Avant les années 1980, les femmes portaient des tailleurs à l’épaule rembourrée – regardez Joan Crawford dans Mildred Pierce (1945), dont le manteau de fourrure est élevé jusqu’à mi-oreille. Mais aucun designer n’avait proposé, et réussi à imposer pendant plus d’une décennie, une refonte aussi radicale de l’ensemble du torse féminin que Claude Montana, décédé à l’âge de 76 ans.

  • Les épaules hautes de Montana, élargies comme les pauldrons d’une armure, n’étaient pas seulement des cintres pour sa couture habile mais mélodramatique (les détaillants se plaignaient que ses vêtements ne pouvaient pas être suspendus sur des cintres réels, car ils tombaient), mais agissaient comme des gardiens du torse.
  • Il a carapaçonné le corps supérieur qui était traditionnellement exposé, transférant ainsi à la femme le pouvoir de ne montrer que ce qu’elle voulait. Même ses décolletés étaient souvent accompagnés d’un T-shirt ou d’un col roulé en dessous.

L’effet global de Montana pouvait être contradictoire : de la taille vers le haut, ses modèles étaient accoutrés pour un tournoi de joute, tandis que leurs moitiés inférieures pouvaient être presque immobilisées dans des jupes longues et étroites et des talons hauts. Bien que la panoplie supérieure pouvait également être portée avec ses pantalons parfaitement ajustés.

Montana a synthétisé cette vision originale à partir de sa propre sexualité et de ses expériences. Il a débuté sa carrière en tant que designer en transformant des bracelets en papier mâché, en colle et en strass qu’il vendait sur un étal de rue à Londres. Cela lui a permis d’être remarqué par Vogue en 1971, avant d’être expulsé du Royaume-Uni pour absence de permis de travail.
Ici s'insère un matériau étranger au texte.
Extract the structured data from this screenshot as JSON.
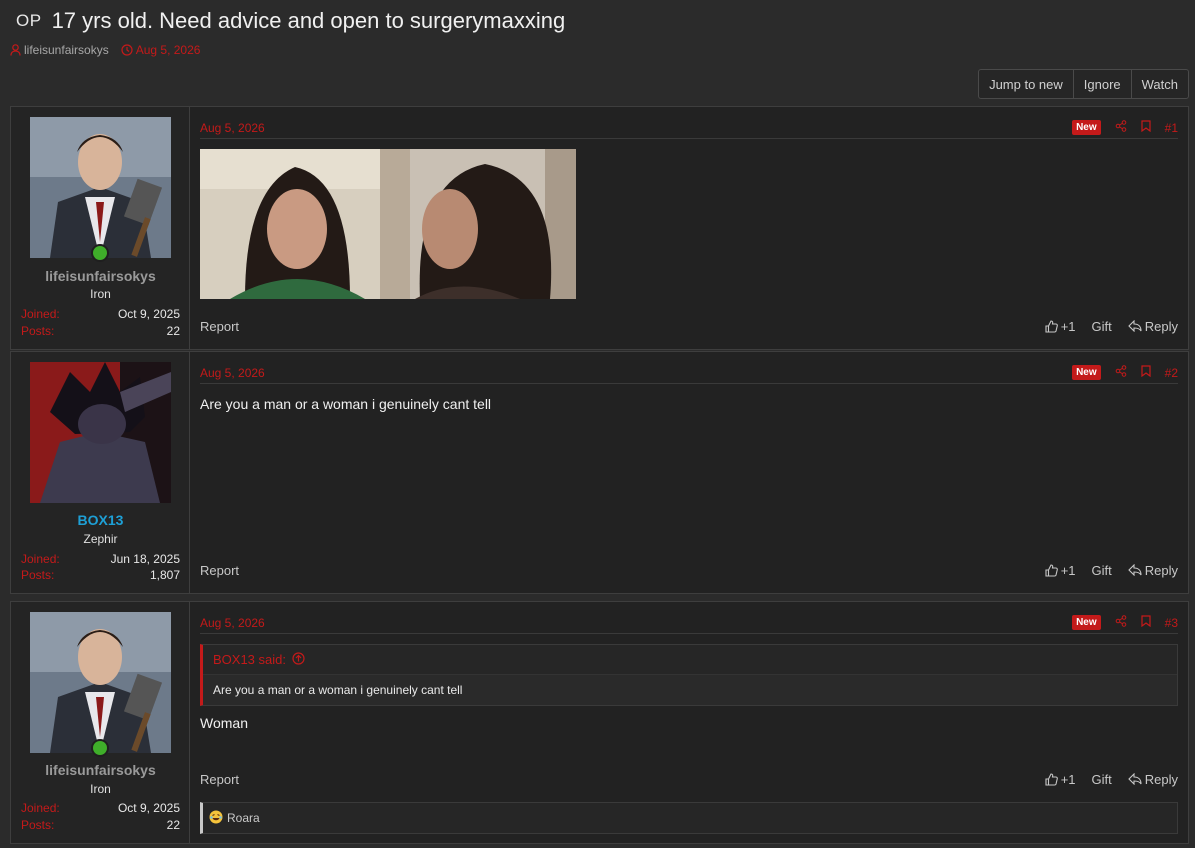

Il a ensuite travaillé à Paris, avant de devenir concepteur chez la société de luxe MacDouglas, où il a développé une approche aiguisée pour les peaux souples de haute couture. En 1977, il a présenté son propre travail et, deux ans plus tard, un premier défilé à Paris, presque entièrement en cuir.

Malgré certaines critiques initiales, Montana a réussi à impressionner des célébrités telles que Grace Jones, Diana Ross et Cher. Son style unique et provocateur a fini par prendre d’assaut Paris et influencer le prêt-à-porter.

Montana a refusé de devenir directeur artistique chez Dior, préférant le poste de directeur de la haute couture chez Lanvin. Cependant, malgré ses succès, sa carrière a connu des hauts et des bas, avec des controverses personnelles et professionnelles.

Son histoire personnelle tragique a laissé un héritage contrasté dans le monde de la mode, marquant une époque de changement et d’expérimentation radicale. Claude Montana restera une figure marquante de l’industrie de la mode.